Hacker News new | past | comments | ask | show | jobs | submit login
Parsing and all that (jeffsmits.net)
63 points by foresterre 9 months ago | hide | past | favorite | 39 comments



Combining a finite state machine for recognizing sentential patterns, with a stack, gives us LR parsing.

But push-down automata are significant not only because they have practical uses in parsing, but because they represent a theoretical class. They are more powerful than finite automata, but are not Turing complete.

If, say, we use a push-down automaton to make a Boolean decision: does this input string fall into the to-be-recognized set, or not? then there are some kinds of strings it won't be able to decide, that a full Turing machine could decide.

The limitation of push down automata is a direct consequence of the stack discipline. There is only one stack, and when the stack is popped, information is thrown away.

The tape machine that Turing described as part of developing his theory of computation doesn't have that limitation; when the tape head moves backwards, material it has written to the tape is not erased in a stack-like discipline.

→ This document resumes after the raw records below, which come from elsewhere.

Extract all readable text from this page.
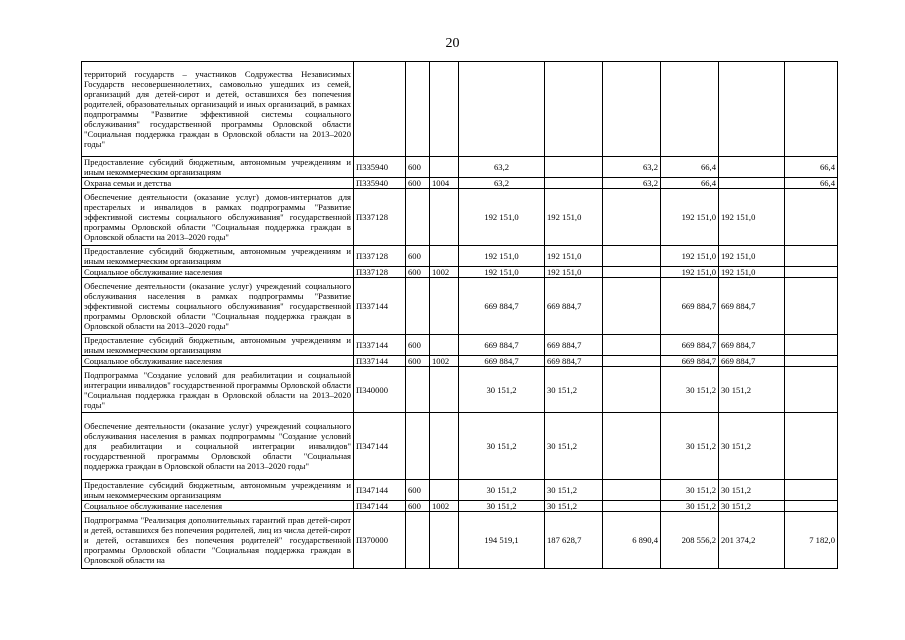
20
территорий государств – участников Содружества Независимых Государств несовершеннолетних, самовольно ушедших из семей, организаций для детей-сирот и детей, оставшихся без попечения родителей, образовательных организаций и иных организаций, в рамках подпрограммы "Развитие эффективной системы социального обслуживания" государственной программы Орловской области "Социальная поддержка граждан в Орловской области на 2013–2020 годы"									
Предоставление субсидий бюджетным, автономным учреждениям и иным некоммерческим организациям	П335940	600		63,2		63,2	66,4		66,4
Охрана семьи и детства	П335940	600	1004	63,2		63,2	66,4		66,4
Обеспечение деятельности (оказание услуг) домов-интернатов для престарелых и инвалидов в рамках подпрограммы "Развитие эффективной системы социального обслуживания" государственной программы Орловской области "Социальная поддержка граждан в Орловской области на 2013–2020 годы"	П337128			192 151,0	192 151,0		192 151,0	192 151,0	
Предоставление субсидий бюджетным, автономным учреждениям и иным некоммерческим организациям	П337128	600		192 151,0	192 151,0		192 151,0	192 151,0	
Социальное обслуживание населения	П337128	600	1002	192 151,0	192 151,0		192 151,0	192 151,0	
Обеспечение деятельности (оказание услуг) учреждений социального обслуживания населения в рамках подпрограммы "Развитие эффективной системы социального обслуживания" государственной программы Орловской области "Социальная поддержка граждан в Орловской области на 2013–2020 годы"	П337144			669 884,7	669 884,7		669 884,7	669 884,7	
Предоставление субсидий бюджетным, автономным учреждениям и иным некоммерческим организациям	П337144	600		669 884,7	669 884,7		669 884,7	669 884,7	
Социальное обслуживание населения	П337144	600	1002	669 884,7	669 884,7		669 884,7	669 884,7	
Подпрограмма "Создание условий для реабилитации и социальной интеграции инвалидов" государственной программы Орловской области "Социальная поддержка граждан в Орловской области на 2013–2020 годы"	П340000			30 151,2	30 151,2		30 151,2	30 151,2	
Обеспечение деятельности (оказание услуг) учреждений социального обслуживания населения в рамках подпрограммы "Создание условий для реабилитации и социальной интеграции инвалидов" государственной программы Орловской области "Социальная поддержка граждан в Орловской области на 2013–2020 годы"	П347144			30 151,2	30 151,2		30 151,2	30 151,2	
Предоставление субсидий бюджетным, автономным учреждениям и иным некоммерческим организациям	П347144	600		30 151,2	30 151,2		30 151,2	30 151,2	
Социальное обслуживание населения	П347144	600	1002	30 151,2	30 151,2		30 151,2	30 151,2	
Подпрограмма "Реализация дополнительных гарантий прав детей-сирот и детей, оставшихся без попечения родителей, лиц из числа детей-сирот и детей, оставшихся без попечения родителей" государственной программы Орловской области "Социальная поддержка граждан в Орловской области на	П370000			194 519,1	187 628,7	6 890,4	208 556,2	201 374,2	7 182,0
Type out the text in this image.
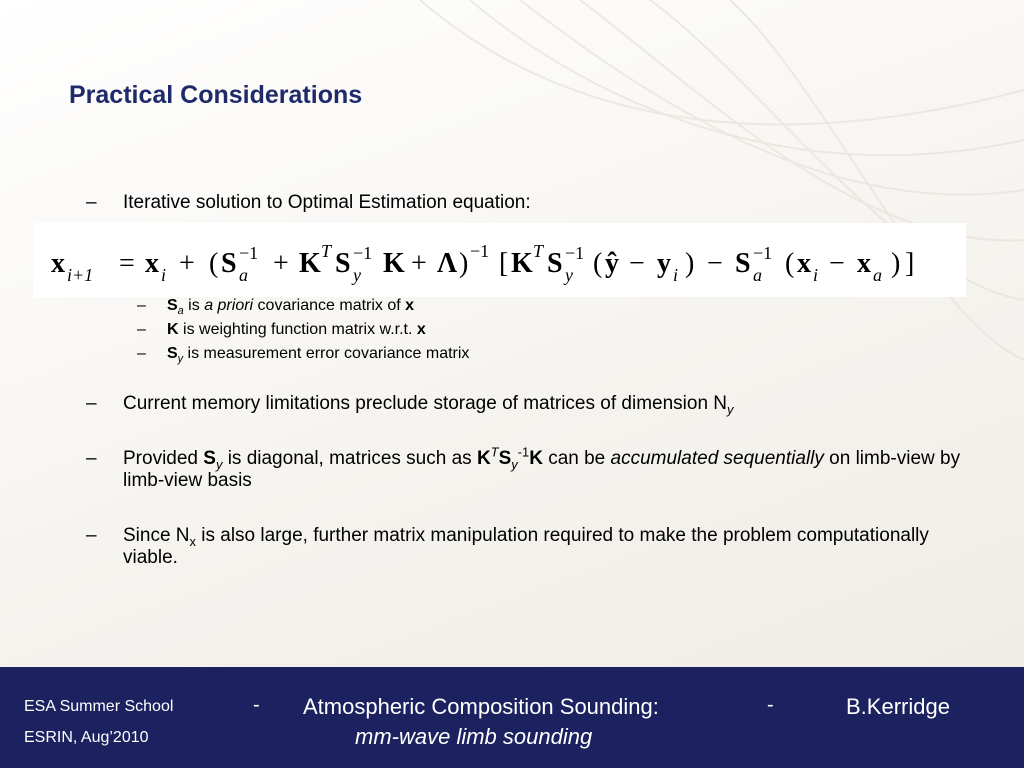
Practical Considerations
– Iterative solution to Optimal Estimation equation:
x i+1 = x i + ( S −1
a + K T S −1
y K + Λ ) −1 [ K T S −1
y ( ŷ − y i ) − S −1
a ( x i − x a ) ]
– $S_a$ is a priori covariance matrix of x
– K is weighting function matrix w.r.t. x
– $S_y$ is measurement error covariance matrix
– Current memory limitations preclude storage of matrices of dimension $N_y$
– Provided $S_y$ is diagonal, matrices such as $K^TS_y^{-1}K$ can be accumulated sequentially on limb-view by limb-view basis
– Since $N_x$ is also large, further matrix manipulation required to make the problem computationally viable.
ESA Summer School
ESRIN, Aug’2010
- Atmospheric Composition Sounding:	-	B.Kerridge
mm-wave limb sounding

Neat observation: finite automata, push-down automata, and Turing machines can be distinguished purely by the number of stacks they need.

Finite automata: no stack.

Pushdown automata: one stack.

Turing machine: two stacks. (Use them like the tape: to move forward, pop the f-stack and push the symbol on the b-stack; to move backward pop the b-stack and push to the f-stack.)


I think it's a shame this wasn't highlighted more explicitly in, at least, my computer science degree.

We did finite state machines in quite a bit of detail, vaguely referred to pushdown automata but then concentrated on lambda calculus for quite a lot, with Turing machines less so.

The Turing machine description, without showing it in this hierarchy, seems like a really weird abstraction. Fitting it in here (and combining it with the different Chomsky classes of grammar) makes it all feel more joined up.


That was the way I learned it. I found the lambda calculus the odd one out. :-)


What else can they do? Has anyone used them outside of parsing, as a way to satisfy the principle of least power?


Michael Jackson's single-threaded "Jackson Structured Programming"?


There is a part of me that feels we should just forget that LR ever existed and insist on LL(k) for k <= 2 for all new languages. The supposed expressivity benefits are not worth the complexity cost in my not so humble opinion. For me, the best approach is to write the grammar in a dsl that checks that it is unambiguous and in LL(k) and then implement by hand with recursive descent.


I tend to agree. Having done a bunch of DSL's over the years, and becoming extremely fluent with Bison+FLEX, I have to say that a hand-written LL parser with a couple of mutually recursive table-driving functions to parse expressions via precedence climbing is the way to go. Precedence climbing (or I think it is also called Pratt parsing?) is super simple and flexible. But the BIG bonus is in error reporting, and let's face it, most of the user interaction with your parser is with the error messages, otherwise it is push 'enter' and forget. Getting a reasonable error message out of an LR parser is about as much fun as poking yourself in the eye repeatedly with a sharp stick. With LL, you know what structure you are trying to build... with LR, you have to rummage around in parse stack looking for obscure clues.


I am aware this is an unpopular opinion, but I think the idea that recursive descent is inherently better suited to error reporting than table-driven LR is massively cargo-culted. You can handcraft error messages for an LR parser if you overspecify the grammar, meaning that you don't just write productions for the actual language; you also write productions for likely errors and have the predicates for those productions report your handcrafted error message.

I'm guessing that a lot of people's first impression of that will be "That's insane, are you seriously suggesting writing two grammars in one?" But that's exactly what you do when you build custom error reporting code into a recursive descent parser. It's just less obvious because the code is procedural instead of declarative.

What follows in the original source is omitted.